REPUBLIKA.CO.ID, JAKARTA -- Sering mengabaikan membaca label gizi? Kebiasaan ini nampaknya perlu diubah. Membaca label gizi yang tertera di produk pangan dapat membantu mencegah risiko meningkatnya prevalensi penyakit tidak menular (PTM) yang disebabkan asupan gula, garam dan lemak yang berlebihan.
"Label gizi merupakan sarana komunikasi antara produsen pangan dan konsumen.
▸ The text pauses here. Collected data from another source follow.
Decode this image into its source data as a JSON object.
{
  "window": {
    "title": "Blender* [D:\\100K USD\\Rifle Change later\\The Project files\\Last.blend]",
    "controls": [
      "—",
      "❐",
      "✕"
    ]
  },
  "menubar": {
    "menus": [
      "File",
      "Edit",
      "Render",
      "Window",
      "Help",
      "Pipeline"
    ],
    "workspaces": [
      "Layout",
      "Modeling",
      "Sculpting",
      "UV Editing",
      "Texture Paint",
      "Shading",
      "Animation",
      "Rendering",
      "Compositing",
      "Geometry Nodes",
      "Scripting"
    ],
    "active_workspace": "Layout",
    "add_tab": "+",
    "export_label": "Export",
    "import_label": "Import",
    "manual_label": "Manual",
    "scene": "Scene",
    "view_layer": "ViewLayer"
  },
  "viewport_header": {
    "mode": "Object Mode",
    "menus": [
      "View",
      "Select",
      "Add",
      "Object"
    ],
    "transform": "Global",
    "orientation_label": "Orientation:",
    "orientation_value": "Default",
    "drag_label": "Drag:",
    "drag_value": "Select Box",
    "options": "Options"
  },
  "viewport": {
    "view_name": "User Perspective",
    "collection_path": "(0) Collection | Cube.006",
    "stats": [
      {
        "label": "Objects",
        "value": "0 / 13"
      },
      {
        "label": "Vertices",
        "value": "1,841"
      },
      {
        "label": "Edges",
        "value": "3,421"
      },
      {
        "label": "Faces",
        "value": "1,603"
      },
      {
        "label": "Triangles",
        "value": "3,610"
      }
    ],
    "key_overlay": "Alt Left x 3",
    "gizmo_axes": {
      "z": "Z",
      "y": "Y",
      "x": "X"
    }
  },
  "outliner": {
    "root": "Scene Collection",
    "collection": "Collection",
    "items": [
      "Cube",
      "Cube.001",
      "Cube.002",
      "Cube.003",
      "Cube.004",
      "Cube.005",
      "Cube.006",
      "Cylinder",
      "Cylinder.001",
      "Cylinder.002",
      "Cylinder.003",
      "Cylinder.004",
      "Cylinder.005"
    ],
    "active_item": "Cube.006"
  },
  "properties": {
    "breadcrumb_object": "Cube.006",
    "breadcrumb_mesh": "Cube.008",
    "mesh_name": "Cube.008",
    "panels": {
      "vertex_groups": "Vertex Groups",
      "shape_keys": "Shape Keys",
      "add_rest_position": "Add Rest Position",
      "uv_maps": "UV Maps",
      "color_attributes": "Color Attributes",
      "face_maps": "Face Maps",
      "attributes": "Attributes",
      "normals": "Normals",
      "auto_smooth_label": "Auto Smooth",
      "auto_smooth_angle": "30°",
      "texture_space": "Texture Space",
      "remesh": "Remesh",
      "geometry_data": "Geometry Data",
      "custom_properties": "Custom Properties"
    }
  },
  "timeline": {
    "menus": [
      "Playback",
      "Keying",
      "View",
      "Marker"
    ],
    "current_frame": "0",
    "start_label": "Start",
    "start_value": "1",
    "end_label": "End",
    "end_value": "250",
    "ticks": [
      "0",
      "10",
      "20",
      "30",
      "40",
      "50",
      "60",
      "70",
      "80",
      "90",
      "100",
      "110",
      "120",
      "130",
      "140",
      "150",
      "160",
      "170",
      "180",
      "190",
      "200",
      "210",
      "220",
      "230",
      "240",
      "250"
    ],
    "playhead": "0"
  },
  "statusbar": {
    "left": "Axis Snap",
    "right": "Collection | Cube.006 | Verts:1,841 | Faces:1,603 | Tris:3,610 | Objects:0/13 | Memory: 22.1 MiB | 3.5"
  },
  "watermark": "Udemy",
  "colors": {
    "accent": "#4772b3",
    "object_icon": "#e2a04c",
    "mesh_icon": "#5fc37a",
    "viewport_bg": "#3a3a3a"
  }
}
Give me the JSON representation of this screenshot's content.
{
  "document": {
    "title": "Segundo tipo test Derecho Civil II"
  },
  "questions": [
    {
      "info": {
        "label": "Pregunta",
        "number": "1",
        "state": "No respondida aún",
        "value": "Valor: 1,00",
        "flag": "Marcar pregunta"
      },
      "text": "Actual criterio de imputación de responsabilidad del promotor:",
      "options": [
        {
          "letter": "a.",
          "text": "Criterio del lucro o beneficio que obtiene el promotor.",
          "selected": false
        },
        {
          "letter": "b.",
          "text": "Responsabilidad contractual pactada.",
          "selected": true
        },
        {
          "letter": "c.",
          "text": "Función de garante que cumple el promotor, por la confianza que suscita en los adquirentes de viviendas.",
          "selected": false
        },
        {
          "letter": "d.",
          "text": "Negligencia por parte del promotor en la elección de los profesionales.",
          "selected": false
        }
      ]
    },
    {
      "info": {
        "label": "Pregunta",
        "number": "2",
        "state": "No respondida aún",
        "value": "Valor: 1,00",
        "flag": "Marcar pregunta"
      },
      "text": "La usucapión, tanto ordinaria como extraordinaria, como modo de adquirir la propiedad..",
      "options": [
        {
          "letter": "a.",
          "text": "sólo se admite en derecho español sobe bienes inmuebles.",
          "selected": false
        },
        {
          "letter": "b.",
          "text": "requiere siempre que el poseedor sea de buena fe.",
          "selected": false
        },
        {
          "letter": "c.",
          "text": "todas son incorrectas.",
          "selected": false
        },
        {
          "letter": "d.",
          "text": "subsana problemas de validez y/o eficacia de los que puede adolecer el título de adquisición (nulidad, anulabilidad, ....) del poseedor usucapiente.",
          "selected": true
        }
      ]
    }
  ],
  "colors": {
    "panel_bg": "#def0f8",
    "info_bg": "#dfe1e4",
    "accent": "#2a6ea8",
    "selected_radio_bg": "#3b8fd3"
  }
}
Label gizi membantu konsumen memperoleh informasi produk pangan sesuai kebutuhan gizinya," kataDirektur Standardisasi Pangan Olahan Badan Pengawas Obat dan Makanan (BPOM) Sutanti Siti Namtini dalam webinar "Cara Cerdas Memilih Produk Pangan", Rabu.
Sutanti mengatakan, penyakit tidak menular dapat berdampak buruk terhadap bonus demografi yang akan terjadi di Indonesia pada tahun 2030-2040. Populasi usia produktif antara 15-64 di Indonesia pada satu hingga dua dekade mendatang diprediksi mencapai 64 persen dari perkiraan total 297 juta jiwa.
"Penyakit Tidak Menular bisa memberikan dampak negatif pada periode bonus demografi kalau kita sebagai pemerintah, sektor swasta atau masyarakat tidak menyiapkan dengan baik upaya pengendalian dan pencegahan PTM," jelas dia.
Gaya hidup tidak sehat, termasuk pola makan, adalah salah satu faktor yang mempengaruhi faktor risiko PTM seperti diabetes, hipertensi, stroke dan penyakit sendi. Menjaga asupan gizi yang seimbang adalah cara mencaegah faktor risiko PTM. Memahami label pangan bisa membantu konsumen memilih pangan sesuai kebutuhannya.
Badan POM sudah mengeluarkan peraturan Nomor 22 Tahun 2019 mengenai Informasi Nilai Gizi pada semua pangan olahan.
Sutanti mengatakan, mempertimbangkan literasi masyarakat yang masih rendah, pihaknya membuat terobosan agar label gizi mudah dimengerti. Caranya adalah membuat panduan asupan gizi dengan desain monokrom yang menyoroti tabel informasi nilai gizi.
"Serta pencantuman logo "Pilihan Lebih Sehat" untuk beberapa produk, yakni minuman siap konsumsi dan mi instan dan pasta instan," katanya.
Dia berharap, adanya label gizi yang mudah dipahami bisa membantu masyarakat memilih produk pangan olahan yang sesuai dengan kebutuhan gizi masing-masing individu.
Sutanti menambahkan, butuh keterlibatan semua pemangku kepentingan demi mencapai keberhasilan kebijakan tersebut.
Kepala Subdit Standardisasi Pangan Olahan Tertentu Badan Pengawas Obat dan Makanan (BPOM) Yusra Egayanti menjelaskan kriteria yang harus dipenuhi agar dapat mencantumkan logo "Pilihan Lebih Sehat".
Produk minuman siap konsumsi bisa mencantumkan logo "Pilihan Lebih Sehat" bila mengandung gula (monosakaridadan disakarida) tanpa bahan tambahan pangan (BTP) pemanis maksimal 6 gram per 100 ml.
Sementara pasta dan mi instan yang punya logo tersebut punya batas maksimum lemak total 20 gram per 100 gram, dan garam (natrium) 900 mg per 100 gram.
"'Pilihan Lebih Sehat' disini (artinya) produk ini lebih sehat dibanding produk sejenis selama dikonsumsi dengan jumlah yang wajar, jadi jika dikonsumsi berlebih maka bukan lagi pilihan lebih sehat."
Dr. Rimbawan dari Departemen Gizi Masyarakat Institut Pertanian Bogor menjelaskan, label pangan yang baik bisa memberikan informasi komposisi bahan penyusund an sifat produk untuk menghindari kebingungan konsumen.
Selain itu, label pangan yang baik dapat melindungi konsumen dari kemungkinan kesalahan penggunaan, risiko serta bahaya. Konsumen pun dapat membuat keputusan tepat memilih produk terbaik untuk kesehatannya.